You didn't have to pay either?! you [expletive]!.


----------



## Bane_of_Kings (Oct 28, 2009)

Lord of the Night said:


> You didn't have to pay either?! you [expletive]!.


ahhh, the benifits of being a black library reviewer :so_happy:.


----------



## Baron Spikey (Mar 26, 2008)

You realise this thread is just going to encourage to rest of us to become BL reviewers right? Because if you can do it...


----------



## bobss (May 18, 2008)

Baron Spikey said:


> You realise this thread is just going to encourage to rest of us to become BL reviewers right? Because if you can do it...


And what has Bane done to be acredited with such angst? :grin:

I don't blame Games Workshop, if I am honest with myself. They don't want reviews that flay novels into their barest scraps, they want intruiging, summarative, paragraph-or-two one's.


----------



## Bane_of_Kings (Oct 28, 2009)

Well, Ploss did have a similar sort of thread about it, I guess.

EDIT: And bobss, I don't mind the insults. I'm open to all critisism.


----------



## Worst.Techpriest.Ever (Nov 25, 2010)

Well I'm not going to pretend I'm not jealous.

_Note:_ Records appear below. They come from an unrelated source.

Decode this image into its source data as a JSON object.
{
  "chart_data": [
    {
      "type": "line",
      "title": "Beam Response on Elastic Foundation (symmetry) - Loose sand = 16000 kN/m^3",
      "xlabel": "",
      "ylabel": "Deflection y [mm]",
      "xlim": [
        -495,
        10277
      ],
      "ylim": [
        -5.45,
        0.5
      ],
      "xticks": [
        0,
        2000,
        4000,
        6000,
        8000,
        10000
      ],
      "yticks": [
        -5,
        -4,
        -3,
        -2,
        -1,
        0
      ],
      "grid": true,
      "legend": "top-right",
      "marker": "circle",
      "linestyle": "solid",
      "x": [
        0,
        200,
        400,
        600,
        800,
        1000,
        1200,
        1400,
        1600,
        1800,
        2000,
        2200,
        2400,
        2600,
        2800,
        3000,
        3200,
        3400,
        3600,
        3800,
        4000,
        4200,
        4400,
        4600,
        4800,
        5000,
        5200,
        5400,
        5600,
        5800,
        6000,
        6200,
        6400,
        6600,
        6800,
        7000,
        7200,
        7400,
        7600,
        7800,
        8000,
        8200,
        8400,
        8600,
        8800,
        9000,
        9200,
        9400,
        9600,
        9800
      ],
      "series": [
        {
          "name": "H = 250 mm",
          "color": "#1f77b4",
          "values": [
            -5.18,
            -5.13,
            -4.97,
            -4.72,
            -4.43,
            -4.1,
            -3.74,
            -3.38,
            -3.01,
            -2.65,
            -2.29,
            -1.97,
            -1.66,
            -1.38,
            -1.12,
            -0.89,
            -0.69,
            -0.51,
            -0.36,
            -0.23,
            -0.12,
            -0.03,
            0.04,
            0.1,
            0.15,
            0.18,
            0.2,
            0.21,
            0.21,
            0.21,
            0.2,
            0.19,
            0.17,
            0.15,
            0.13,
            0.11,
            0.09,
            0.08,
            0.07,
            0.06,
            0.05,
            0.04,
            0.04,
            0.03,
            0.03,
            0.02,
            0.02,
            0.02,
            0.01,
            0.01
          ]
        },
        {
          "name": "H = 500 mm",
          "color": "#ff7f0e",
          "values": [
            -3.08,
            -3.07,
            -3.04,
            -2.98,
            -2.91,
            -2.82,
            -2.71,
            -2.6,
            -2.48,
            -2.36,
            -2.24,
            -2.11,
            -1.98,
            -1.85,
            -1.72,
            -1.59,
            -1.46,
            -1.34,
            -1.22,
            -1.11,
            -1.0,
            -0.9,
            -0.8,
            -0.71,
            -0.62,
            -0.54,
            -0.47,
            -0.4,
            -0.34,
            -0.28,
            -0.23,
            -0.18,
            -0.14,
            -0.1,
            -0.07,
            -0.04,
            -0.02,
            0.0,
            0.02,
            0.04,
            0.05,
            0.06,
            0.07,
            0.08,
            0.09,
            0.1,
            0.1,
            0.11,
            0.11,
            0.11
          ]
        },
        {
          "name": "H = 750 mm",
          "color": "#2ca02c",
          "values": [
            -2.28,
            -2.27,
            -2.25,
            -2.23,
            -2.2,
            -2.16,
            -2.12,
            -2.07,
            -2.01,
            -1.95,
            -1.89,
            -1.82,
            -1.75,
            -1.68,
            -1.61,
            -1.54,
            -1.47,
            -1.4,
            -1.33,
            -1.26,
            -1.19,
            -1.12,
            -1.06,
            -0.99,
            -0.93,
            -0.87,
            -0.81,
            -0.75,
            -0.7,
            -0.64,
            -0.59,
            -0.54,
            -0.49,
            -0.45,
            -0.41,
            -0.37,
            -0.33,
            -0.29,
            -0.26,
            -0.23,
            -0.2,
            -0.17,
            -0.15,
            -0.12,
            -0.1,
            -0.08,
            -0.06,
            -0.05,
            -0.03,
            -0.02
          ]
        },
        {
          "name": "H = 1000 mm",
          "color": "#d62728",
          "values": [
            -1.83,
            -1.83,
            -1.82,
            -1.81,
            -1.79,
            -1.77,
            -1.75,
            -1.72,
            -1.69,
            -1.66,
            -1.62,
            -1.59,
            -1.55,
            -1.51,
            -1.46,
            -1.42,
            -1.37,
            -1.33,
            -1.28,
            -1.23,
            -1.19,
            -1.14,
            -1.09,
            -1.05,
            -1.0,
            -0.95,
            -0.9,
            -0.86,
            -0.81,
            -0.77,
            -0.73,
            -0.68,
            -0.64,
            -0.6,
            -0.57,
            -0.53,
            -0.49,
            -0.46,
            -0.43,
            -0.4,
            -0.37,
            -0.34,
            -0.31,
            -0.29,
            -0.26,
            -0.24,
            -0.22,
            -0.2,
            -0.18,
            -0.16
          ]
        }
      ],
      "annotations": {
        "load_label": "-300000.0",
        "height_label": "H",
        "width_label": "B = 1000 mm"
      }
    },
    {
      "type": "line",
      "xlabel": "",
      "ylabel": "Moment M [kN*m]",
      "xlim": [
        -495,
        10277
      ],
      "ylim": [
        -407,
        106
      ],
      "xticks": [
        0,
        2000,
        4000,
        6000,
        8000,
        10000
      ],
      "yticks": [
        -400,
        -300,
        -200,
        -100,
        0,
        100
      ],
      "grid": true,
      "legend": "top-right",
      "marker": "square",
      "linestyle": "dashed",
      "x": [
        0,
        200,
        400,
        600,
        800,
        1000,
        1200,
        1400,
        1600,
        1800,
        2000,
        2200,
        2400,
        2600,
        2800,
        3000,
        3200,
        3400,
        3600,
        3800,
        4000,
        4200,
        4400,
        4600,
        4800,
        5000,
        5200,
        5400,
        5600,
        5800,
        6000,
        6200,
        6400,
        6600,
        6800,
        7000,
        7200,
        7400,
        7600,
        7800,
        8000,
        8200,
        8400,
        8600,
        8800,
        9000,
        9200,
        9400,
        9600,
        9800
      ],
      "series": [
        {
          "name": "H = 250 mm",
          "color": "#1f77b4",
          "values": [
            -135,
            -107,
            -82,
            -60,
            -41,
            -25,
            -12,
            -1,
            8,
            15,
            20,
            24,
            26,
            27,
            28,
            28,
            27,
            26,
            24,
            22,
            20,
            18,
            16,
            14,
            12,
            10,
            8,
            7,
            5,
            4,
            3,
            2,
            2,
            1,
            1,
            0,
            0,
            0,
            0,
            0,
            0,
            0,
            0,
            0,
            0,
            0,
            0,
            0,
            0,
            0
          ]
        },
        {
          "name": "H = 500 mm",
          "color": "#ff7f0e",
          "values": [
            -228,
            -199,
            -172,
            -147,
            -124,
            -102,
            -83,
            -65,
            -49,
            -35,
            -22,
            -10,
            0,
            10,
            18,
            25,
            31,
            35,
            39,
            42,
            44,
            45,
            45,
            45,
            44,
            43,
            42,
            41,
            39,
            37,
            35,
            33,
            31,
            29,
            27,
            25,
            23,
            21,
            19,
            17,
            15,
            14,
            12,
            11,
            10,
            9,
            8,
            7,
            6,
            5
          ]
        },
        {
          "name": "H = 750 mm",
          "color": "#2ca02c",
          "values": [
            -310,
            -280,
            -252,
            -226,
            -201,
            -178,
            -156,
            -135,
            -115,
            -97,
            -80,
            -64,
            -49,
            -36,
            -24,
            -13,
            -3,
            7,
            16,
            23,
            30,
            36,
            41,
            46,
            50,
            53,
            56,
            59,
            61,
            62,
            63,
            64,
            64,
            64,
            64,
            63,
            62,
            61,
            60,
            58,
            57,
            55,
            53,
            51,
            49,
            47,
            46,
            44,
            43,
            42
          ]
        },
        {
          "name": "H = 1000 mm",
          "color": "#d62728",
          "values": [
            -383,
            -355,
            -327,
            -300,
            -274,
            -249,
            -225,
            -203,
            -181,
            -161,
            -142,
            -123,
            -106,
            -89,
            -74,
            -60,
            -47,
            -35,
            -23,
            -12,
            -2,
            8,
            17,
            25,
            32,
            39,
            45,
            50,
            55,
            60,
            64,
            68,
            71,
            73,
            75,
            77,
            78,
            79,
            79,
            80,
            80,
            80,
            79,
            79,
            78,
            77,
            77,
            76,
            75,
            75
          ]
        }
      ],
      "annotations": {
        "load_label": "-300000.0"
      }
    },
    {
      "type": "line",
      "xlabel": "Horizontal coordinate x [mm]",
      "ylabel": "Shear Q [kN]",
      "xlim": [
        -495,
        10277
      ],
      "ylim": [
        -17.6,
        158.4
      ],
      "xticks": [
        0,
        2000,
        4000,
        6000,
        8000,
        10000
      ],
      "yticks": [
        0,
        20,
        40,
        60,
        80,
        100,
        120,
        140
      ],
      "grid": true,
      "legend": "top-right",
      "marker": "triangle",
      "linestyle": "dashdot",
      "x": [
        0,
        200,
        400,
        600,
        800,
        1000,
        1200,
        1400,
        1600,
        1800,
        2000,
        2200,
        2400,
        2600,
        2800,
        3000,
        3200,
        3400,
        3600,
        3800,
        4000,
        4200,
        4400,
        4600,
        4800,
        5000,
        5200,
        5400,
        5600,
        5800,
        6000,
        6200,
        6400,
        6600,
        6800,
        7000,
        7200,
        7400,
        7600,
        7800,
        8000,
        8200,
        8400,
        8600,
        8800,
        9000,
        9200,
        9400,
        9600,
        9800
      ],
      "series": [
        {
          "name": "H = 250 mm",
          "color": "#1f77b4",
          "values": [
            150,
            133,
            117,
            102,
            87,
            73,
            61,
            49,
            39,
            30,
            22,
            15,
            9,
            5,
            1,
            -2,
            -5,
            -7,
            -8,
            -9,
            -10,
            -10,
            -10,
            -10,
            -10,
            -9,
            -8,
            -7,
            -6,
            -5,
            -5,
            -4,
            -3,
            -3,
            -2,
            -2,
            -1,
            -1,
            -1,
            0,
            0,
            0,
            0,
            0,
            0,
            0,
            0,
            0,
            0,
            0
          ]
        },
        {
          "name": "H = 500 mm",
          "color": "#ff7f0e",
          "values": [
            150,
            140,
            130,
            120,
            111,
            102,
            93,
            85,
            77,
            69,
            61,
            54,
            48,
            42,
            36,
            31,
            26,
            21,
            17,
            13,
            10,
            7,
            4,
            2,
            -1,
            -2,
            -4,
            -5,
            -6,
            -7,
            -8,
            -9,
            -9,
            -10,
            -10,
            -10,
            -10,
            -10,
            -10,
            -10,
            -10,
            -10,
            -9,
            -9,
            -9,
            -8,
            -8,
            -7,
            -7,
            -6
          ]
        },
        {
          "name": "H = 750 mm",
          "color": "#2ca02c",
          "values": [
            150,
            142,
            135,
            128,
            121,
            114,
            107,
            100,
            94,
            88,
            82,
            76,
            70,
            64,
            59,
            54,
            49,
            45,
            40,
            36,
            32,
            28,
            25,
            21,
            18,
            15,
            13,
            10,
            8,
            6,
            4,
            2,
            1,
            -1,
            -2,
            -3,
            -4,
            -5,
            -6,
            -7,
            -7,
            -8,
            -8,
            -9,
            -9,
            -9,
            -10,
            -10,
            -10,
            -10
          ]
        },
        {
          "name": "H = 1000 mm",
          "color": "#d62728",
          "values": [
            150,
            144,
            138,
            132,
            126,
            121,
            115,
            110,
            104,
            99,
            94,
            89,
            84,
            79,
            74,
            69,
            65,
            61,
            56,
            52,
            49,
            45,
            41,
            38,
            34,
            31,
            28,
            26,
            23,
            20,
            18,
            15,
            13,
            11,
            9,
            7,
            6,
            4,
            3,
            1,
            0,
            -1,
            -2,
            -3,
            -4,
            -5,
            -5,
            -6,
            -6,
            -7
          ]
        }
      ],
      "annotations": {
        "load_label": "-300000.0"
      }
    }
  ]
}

I _am_, however, going to pretend I'm not sobbing deeply into my pillow out of envy.


----------



## forkmaster (Jan 2, 2010)

Bane_of_Kings said:


> Nice to see that I'm starting to get hated more and more now :so_happy:.
> 
> 
> 
> Good for you k:, although I didn't have to pay for mine.


You didnt have to pay for it? Ok now you can add me on the hate-list (people who hate you list).


----------



## Turkeyspit (Jun 11, 2010)

I don't hate you.

But I *did* just order _Dead Men Walking_, _Prospero Burns_, and _The First Heretic_ to put under my Christmas Tree.

When I first saw_ Dead Men Walking_, I thought it was an IG vs. Zombies book, and I got excited. Then I found out it was about the DKoK, and I got even more excited


----------



## Bane_of_Kings (Oct 28, 2009)

I might as well just let you know that I've just got home to find these books in a parcel from Black Library:

_Thunder and Steel_ - Dan Abnett
_Hammer of the Emperor_ - Various Authors
_Broken Honour_ - Robert Earl
_Sword of Vengance_ - Chris Wraight
_The Purging of Kadillus_ - Gav Thorpe
_Savage Scars_ - Andy Hoare
_Helion Rain_ - George Mann

:shok: , :biggrin:.

Bane of Kings Out


----------



## yapyap23 (Jul 18, 2010)

Bane_of_Kings said:


> I might as well just let you know that I've just got home to find these books in a parcel from Black Library:
> 
> _Thunder and Steel_ - Dan Abnett
> _Hammer of the Emperor_ - Various Authors
> ...


You got all of those today . how are you doing it???


----------



## Bane_of_Kings (Oct 28, 2009)

Bane_of_Kings said:


> Baron: *Black Library Reviewer.* .





Bane_of_Kings said:


> ahhh, the benifits of being a black library reviewer :so_happy:.


They're both in the previous four pages.


----------



## Angel of Blood (Aug 18, 2010)

Meh, im only interested in HH novels and any more potential Gaunts Ghosts novels.


----------



## yapyap23 (Jul 18, 2010)

ahhhh. That's cool. So you have to read them pretty fast, huh?


----------



## Bane_of_Kings (Oct 28, 2009)

Pretty much, but I can burn through a good book in an afternoon, so I should read and review these pretty quickly.


----------



## yapyap23 (Jul 18, 2010)

that's cool. Wish I could read that fast. It usually takes me a month to read the regular sized ones. I know. Slow reader.


----------